# History of TTF



## Idril (Apr 1, 2003)

What the background history to TTF? Who's idea, original founders, when, has it turn out as hoped, visions for the future, etc?
Just curious....


(I apologise in advance if this is covered elsewhere - so please don't shout at me)


----------



## Beorn (Apr 2, 2003)

> _Originally posted by Idril _
> *What the background history to TTF? Who's idea, original founders, when, has it turn out as hoped, visions for the future, etc?
> Just curious....
> 
> ...



TTF was originally a small sub-section of http://www.thelordoftherings.com. It still is a sub-section, it's just got a different name, and is no longer small.

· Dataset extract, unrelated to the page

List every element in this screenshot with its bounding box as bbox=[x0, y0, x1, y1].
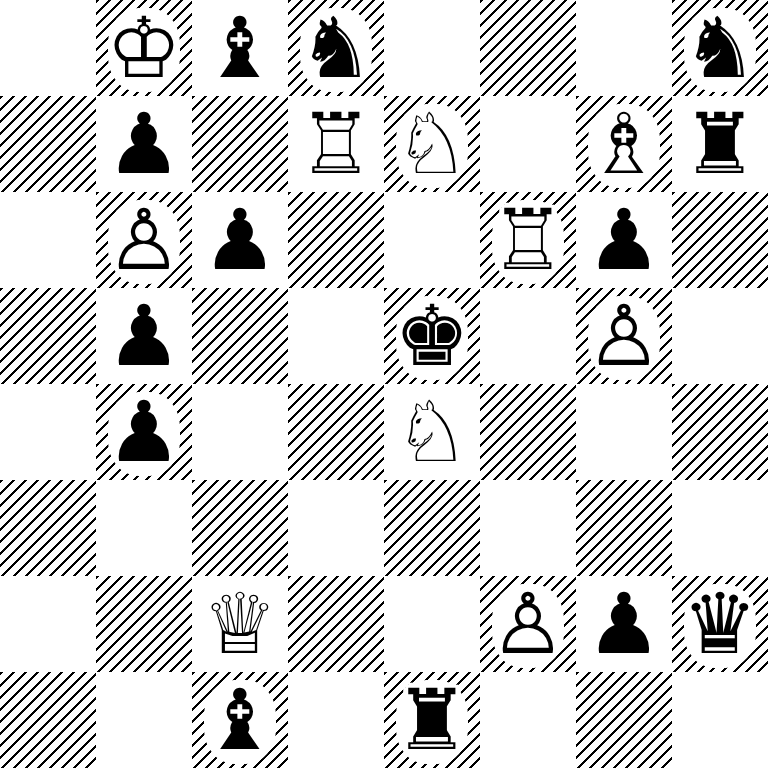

Some of the members from the old board are Ciryaher, Kementari, Lantarion, Ancalagon, Talierin, and Thorin. So, they can tell you the history of that, but I'll tell you the history from the point where it moved from 'thelordoftherings.com/forums/' (or something similar to 'thetolkienforum.com'.

This incarnation of TTF was founded by Mr. Averill-Pence (Webmaster) on August 18th, 2001. Here is the oldest thread.

We've gone through at least 5 different color schemes...I think not only can it be said that it has turned out as hoped, but also that it turned out to be much more of a hit than anyone else had ever expected. We generally don't have many plans for the future, as anything can happen. The C9 is one of the few things that has been planned for a while...

What else would you like to know? I can't just spout off everything I know, as that would take a while...


----------



## Idril (Apr 3, 2003)

thanks


----------



## Frodo Baggins (May 3, 2003)

*Hosting Question*

Who do we have to thank for this wonderful site? Who hosts TTF? Also: TTF has no pop-ups or annoying flashing ads, so how is it all paid for?


----------



## Aulë (May 3, 2003)

Webmaster pays for it out of his own pocket.


----------



## Sarah (May 3, 2003)

3 cheers for webmaster!!! Hip hip Hooray! Hip Hip Hooray! Hip Hip Hooray!


----------



## Elendil3119 (May 3, 2003)

You'll notice the little links at the top and bottom of the page about Tolkien books from Amazon, and TTF hats, shirts etc. WM gets a small amount of money from these, which is used to keep TTF running.


----------



## Feanorian (May 3, 2003)

Webmaster does have a couple of Tolkien related sites all of which are very nicely done. This particular one is powered by Vbulletin which is a very efficent forum provider.


----------